La vicenda di Psychomania si svolge in un paesello periferico della sempre verde Inghilterra: qui imperversa una gang di scatenati centauri, bravi a terrorizzare passanti e causare incidenti con manovre davvero spericolate (niente cga o scorciatoie di montaggio) sulle due ruote.
Il capobanda, Tom, è figlio di una agiata vedova dedita a pratiche spiritiche, riti occulti e alla custodia di arcani segreti. La scomparsa del padre di Tom infatti è legata ad un mistero contenuto in una stanza proibita della casa di famiglia. Soltanto con il permesso della madre Tom potrà fronteggiare l’orrenda verità e afferrarla con tutta la spavalderia di chi non teme la morte.
Il coraggio folle di voler andare “oltre” per tornare ribattezzati dalla morte, offre a Tom l’opportunità per riqualificare la sua gang di teppisti in un manipolo di morti viventi motorizzati, invulnerabili e senza più scrupoli di sorta: oggi il supermercato del paesello, domani il resto del mondo. Ma lo scriteriato Tom non ha fatto i conti con il cuore di mamma…
L’estetica del film è un accattivante pop british che si nota nei costumi e negli arredi, corredato di una buona colonna sonora e qualche gioco di luce o taglio prospettico. Gli effetti speciali sono ovviamente datati, ma accettabili considerando il periodo di produzione e il budget contenuto. Detto ciò, come per Horror Express, Psychomania è un buon esempio di racconto ibrido tutto impatto, che a volte sfiora toni fumettistici. Sono storie che avremmo di sicuro apprezzato anche sulle riviste Lanciostory o Skorpio, magari con le tavole disegnate dai maestri argentini.
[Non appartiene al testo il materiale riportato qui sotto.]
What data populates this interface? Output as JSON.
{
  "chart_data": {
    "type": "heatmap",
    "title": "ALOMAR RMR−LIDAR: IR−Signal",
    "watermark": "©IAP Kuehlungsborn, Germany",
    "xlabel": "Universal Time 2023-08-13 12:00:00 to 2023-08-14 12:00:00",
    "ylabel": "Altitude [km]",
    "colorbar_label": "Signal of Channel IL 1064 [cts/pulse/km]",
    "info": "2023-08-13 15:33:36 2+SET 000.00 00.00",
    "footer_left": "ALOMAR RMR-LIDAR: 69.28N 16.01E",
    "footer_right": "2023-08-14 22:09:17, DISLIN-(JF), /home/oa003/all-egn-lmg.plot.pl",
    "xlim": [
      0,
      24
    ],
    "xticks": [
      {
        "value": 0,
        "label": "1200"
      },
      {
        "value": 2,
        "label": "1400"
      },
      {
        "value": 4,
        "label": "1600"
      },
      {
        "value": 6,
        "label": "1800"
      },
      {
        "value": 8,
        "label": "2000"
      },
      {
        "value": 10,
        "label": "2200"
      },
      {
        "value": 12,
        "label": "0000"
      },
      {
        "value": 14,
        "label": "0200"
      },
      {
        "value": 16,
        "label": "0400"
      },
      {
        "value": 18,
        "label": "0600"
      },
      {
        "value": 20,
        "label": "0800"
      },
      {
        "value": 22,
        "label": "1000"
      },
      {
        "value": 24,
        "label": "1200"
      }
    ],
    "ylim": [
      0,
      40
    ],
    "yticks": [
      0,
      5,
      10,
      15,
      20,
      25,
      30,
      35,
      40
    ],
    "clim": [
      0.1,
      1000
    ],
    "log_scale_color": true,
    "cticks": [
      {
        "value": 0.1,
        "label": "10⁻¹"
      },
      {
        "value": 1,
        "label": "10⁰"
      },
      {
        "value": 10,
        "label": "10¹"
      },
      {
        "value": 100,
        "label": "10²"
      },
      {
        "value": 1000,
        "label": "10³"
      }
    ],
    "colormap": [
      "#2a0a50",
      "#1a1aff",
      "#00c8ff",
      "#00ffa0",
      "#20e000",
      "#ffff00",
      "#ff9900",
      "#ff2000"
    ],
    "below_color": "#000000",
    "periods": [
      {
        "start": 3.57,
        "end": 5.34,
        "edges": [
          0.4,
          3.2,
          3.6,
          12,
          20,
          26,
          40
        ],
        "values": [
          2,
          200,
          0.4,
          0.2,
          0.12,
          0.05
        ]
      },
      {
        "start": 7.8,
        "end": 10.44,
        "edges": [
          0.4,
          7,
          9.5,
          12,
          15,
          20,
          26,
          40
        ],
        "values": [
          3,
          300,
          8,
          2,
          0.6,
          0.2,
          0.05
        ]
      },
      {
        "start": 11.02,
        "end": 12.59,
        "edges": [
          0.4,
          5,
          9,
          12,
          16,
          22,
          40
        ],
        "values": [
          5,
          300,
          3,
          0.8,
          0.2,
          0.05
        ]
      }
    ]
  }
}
Marquez (scomparso lo scorso gennaio) e Sharp (morto nel 2011) sono stati degli artigiani del cinema pratici di scrittura, sceneggiatura, messa in scena e un vario bagaglio di esperienze. Basso budget non significa bassa qualità. C’è chi ha bollato le loro opere come produzioni di maniera, commerciali, senza spessore. Invece la mancanza di mezzi fa prevalere le idee e la sospensione dell’incredulità fa il resto. Ovvio che non tutte le ciambelle finiscono per bucarsi. Di recente ho rivisto Neptune factor, sempre del 1973: pellicola d’avventura dedicata al recupero di una stazione sottomarina precipitata in un abisso a causa di un maremoto.
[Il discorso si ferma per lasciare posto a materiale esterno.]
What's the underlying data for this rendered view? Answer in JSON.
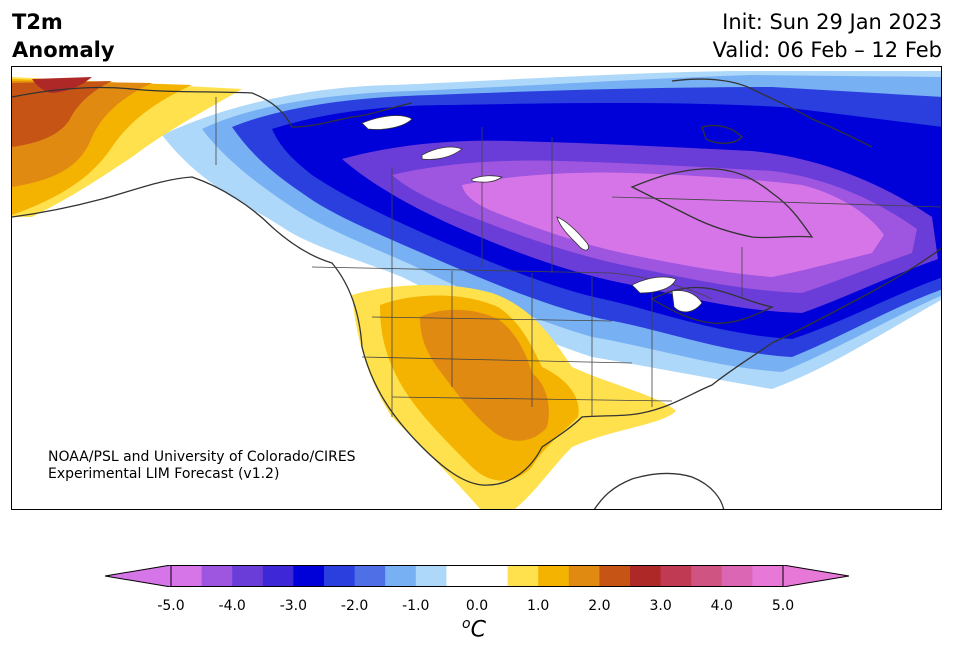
{
  "title": {
    "left_line1": "T2m",
    "left_line2": "Anomaly",
    "init": "Init: Sun 29 Jan 2023",
    "valid": "Valid: 06 Feb – 12 Feb"
  },
  "credit": {
    "line1": "NOAA/PSL and University of Colorado/CIRES",
    "line2": "Experimental LIM Forecast (v1.2)"
  },
  "colorbar": {
    "unit_base": "C",
    "unit_sup": "o",
    "ticks": [
      "-5.0",
      "-4.0",
      "-3.0",
      "-2.0",
      "-1.0",
      "0.0",
      "1.0",
      "2.0",
      "3.0",
      "4.0",
      "5.0"
    ],
    "colors": [
      "#d575e8",
      "#9e55df",
      "#6a3dd8",
      "#3d27d6",
      "#0000d9",
      "#2a3fde",
      "#4f6fe6",
      "#78b0f4",
      "#aed8fa",
      "#ffffff",
      "#ffffff",
      "#ffe04d",
      "#f4b300",
      "#e08a12",
      "#c65414",
      "#ae2828",
      "#c13a54",
      "#cf5481",
      "#db66b4",
      "#e878d8"
    ],
    "under_color": "#d575e8",
    "over_color": "#e878d8"
  }
}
Il cast comprende un autoritario Ben Gazzara, il volto simpatico di Ernest Borgnine e Yvette Mimieux (indimenticata Weena in The time machine di George Pal). Il dispiegamento di mezzi pare significativo: ci sono piattaforme galleggianti, batiscafi, camere di decompressione, e naturalmente la base sottomarina (che è grossomodo una cisterna con oblò). Le riprese subacquee degli operai degli abissi sono realistiche e ben fatte.
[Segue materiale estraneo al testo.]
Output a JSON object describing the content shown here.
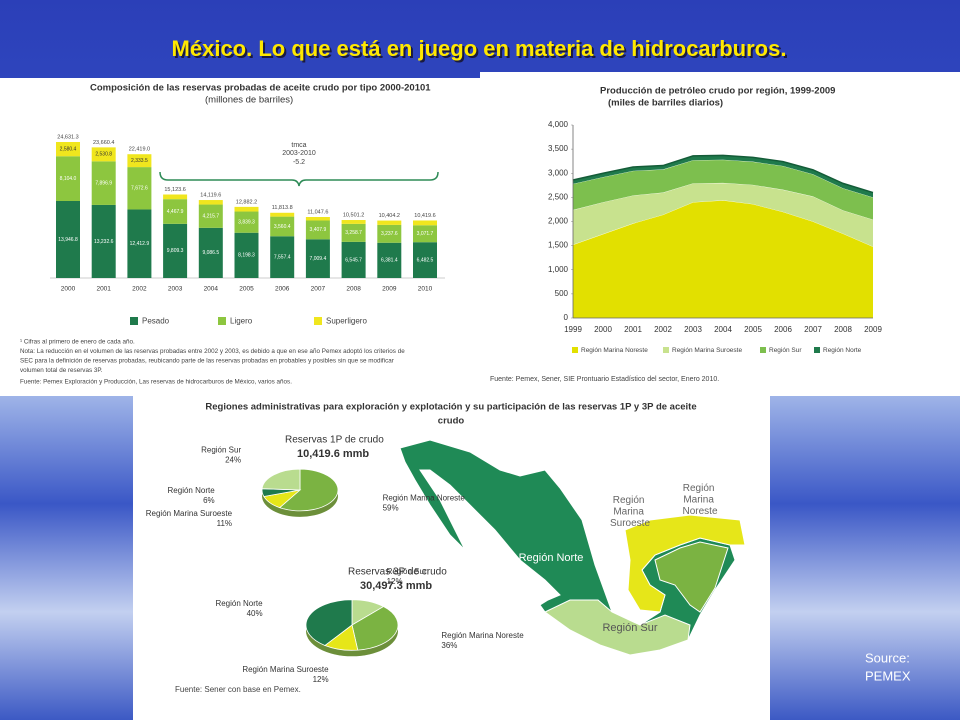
{
  "slide_title": "México. Lo que está en juego en materia de hidrocarburos.",
  "source": [
    "Source:",
    "PEMEX"
  ],
  "chart_data": [
    {
      "type": "bar",
      "stacked": true,
      "title": "Composición de las reservas probadas de aceite crudo por tipo 2000-20101",
      "subtitle": "(millones de barriles)",
      "categories": [
        "2000",
        "2001",
        "2002",
        "2003",
        "2004",
        "2005",
        "2006",
        "2007",
        "2008",
        "2009",
        "2010"
      ],
      "series": [
        {
          "name": "Pesado",
          "color": "#1f7a4c",
          "values": [
            13946.8,
            13232.6,
            12412.9,
            9809.3,
            9086.5,
            8198.3,
            7557.4,
            7009.4,
            6545.7,
            6381.4,
            6482.5
          ],
          "value_labels": [
            "13,946.8",
            "13,232.6",
            "12,412.9",
            "9,809.3",
            "9,086.5",
            "8,198.3",
            "7,557.4",
            "7,009.4",
            "6,545.7",
            "6,381.4",
            "6,482.5"
          ]
        },
        {
          "name": "Ligero",
          "color": "#8dc63f",
          "values": [
            8104.0,
            7896.9,
            7672.6,
            4467.9,
            4215.7,
            3839.3,
            3560.4,
            3407.9,
            3258.7,
            3237.6,
            3071.7
          ],
          "value_labels": [
            "8,104.0",
            "7,896.9",
            "7,672.6",
            "4,467.9",
            "4,215.7",
            "3,839.3",
            "3,560.4",
            "3,407.9",
            "3,258.7",
            "3,237.6",
            "3,071.7"
          ]
        },
        {
          "name": "Superligero",
          "color": "#f0e61e",
          "values": [
            2580.4,
            2530.8,
            2333.5,
            846.4,
            817.4,
            844.6,
            696.0,
            630.3,
            696.8,
            785.2,
            865.4
          ],
          "value_labels": [
            "2,580.4",
            "2,530.8",
            "2,333.5",
            "846.4",
            "817.4",
            "844.6",
            "696.0",
            "630.3",
            "696.8",
            "785.2",
            "865.4"
          ]
        }
      ],
      "totals": [
        "24,631.3",
        "23,660.4",
        "22,419.0",
        "15,123.6",
        "14,119.6",
        "12,882.2",
        "11,813.8",
        "11,047.6",
        "10,501.2",
        "10,404.2",
        "10,419.6"
      ],
      "annotation": [
        "tmca",
        "2003-2010",
        "-5.2"
      ],
      "notes": [
        "¹ Cifras al primero de enero de cada año.",
        "Nota: La reducción en el volumen de las reservas probadas entre 2002 y 2003, es debido a que en ese año Pemex adoptó los criterios de",
        "SEC para la definición de reservas probadas, reubicando parte de las reservas probadas en probables y posibles sin que se modificar",
        "volumen total de reservas 3P.",
        "Fuente: Pemex Exploración y Producción, Las reservas de hidrocarburos de México, varios años."
      ]
    },
    {
      "type": "area",
      "stacked": true,
      "title": "Producción de petróleo crudo por región, 1999-2009",
      "subtitle": "(miles de barriles diarios)",
      "categories": [
        "1999",
        "2000",
        "2001",
        "2002",
        "2003",
        "2004",
        "2005",
        "2006",
        "2007",
        "2008",
        "2009"
      ],
      "series": [
        {
          "name": "Región Marina Noreste",
          "color": "#e2e000",
          "values": [
            1520,
            1740,
            1960,
            2140,
            2400,
            2440,
            2360,
            2200,
            2000,
            1750,
            1480
          ]
        },
        {
          "name": "Región Marina Suroeste",
          "color": "#c8e28e",
          "values": [
            720,
            660,
            580,
            460,
            390,
            360,
            400,
            460,
            520,
            480,
            560
          ]
        },
        {
          "name": "Región Sur",
          "color": "#7dbf4e",
          "values": [
            540,
            520,
            510,
            480,
            480,
            480,
            480,
            490,
            460,
            460,
            460
          ]
        },
        {
          "name": "Región Norte",
          "color": "#1f7a4c",
          "values": [
            80,
            80,
            80,
            80,
            90,
            90,
            90,
            90,
            90,
            100,
            100
          ]
        }
      ],
      "ylim": [
        0,
        4000
      ],
      "yticks": [
        0,
        500,
        {
          "value": 1000,
          "label": "1,000"
        },
        {
          "value": 1500,
          "label": "1,500"
        },
        {
          "value": 2000,
          "label": "2,000"
        },
        {
          "value": 2500,
          "label": "2,500"
        },
        {
          "value": 3000,
          "label": "3,000"
        },
        {
          "value": 3500,
          "label": "3,500"
        },
        {
          "value": 4000,
          "label": "4,000"
        }
      ],
      "source": "Fuente: Pemex, Sener, SIE Prontuario Estadístico del sector, Enero 2010."
    },
    {
      "type": "pie",
      "title": "Reservas 1P de crudo",
      "subtitle": "10,419.6 mmb",
      "categories": [
        "Región Marina Noreste",
        "Región Marina Suroeste",
        "Región Norte",
        "Región Sur"
      ],
      "values": [
        59,
        11,
        6,
        24
      ],
      "value_labels": [
        "59%",
        "11%",
        "6%",
        "24%"
      ],
      "colors": [
        "#7bb342",
        "#e6e619",
        "#1f7a4c",
        "#b9dc8f"
      ]
    },
    {
      "type": "pie",
      "title": "Reservas 3P de crudo",
      "subtitle": "30,497.3 mmb",
      "categories": [
        "Región Sur",
        "Región Marina Noreste",
        "Región Marina Suroeste",
        "Región Norte"
      ],
      "values": [
        12,
        36,
        12,
        40
      ],
      "value_labels": [
        "12%",
        "36%",
        "12%",
        "40%"
      ],
      "colors": [
        "#b9dc8f",
        "#7bb342",
        "#e6e619",
        "#1f7a4c"
      ]
    }
  ],
  "map": {
    "title": [
      "Regiones administrativas para exploración y explotación y su participación de las reservas 1P y 3P de aceite",
      "crudo"
    ],
    "labels": [
      "Región Norte",
      "Región Sur",
      "Región Marina Suroeste",
      "Región Marina Noreste"
    ],
    "source": "Fuente: Sener con base en Pemex."
  }
}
Il vero problema è “l’abisso”, ossia un grande acquario con scogliere e grotte di schiuma scolpita e un profluvio di pesci tropicali nel quale si inoltra il modellino del mini sommergibile. La fauna marina per quanto “cresciuta” a causa delle esalazioni della zona vulcanica (?), risulta palesemente una rassegna di pesciolini comprati al mercato che si cimentano in squittii e borborigmi senza senso (se non quello di riempire i silenzi abissali).
In Italia, per fare gran cassa, il film venne intitolato con il roboante L’odissea del Neptune nell’impero sommerso, corredato da una meravigliosa locandina che non poteva lasciare indifferenti noi giovani aspiranti avventurieri. Oggi la magia è decisamente svanita: gli effetti speciali invecchiano presto, sono le suggestioni che continuano a intrigare.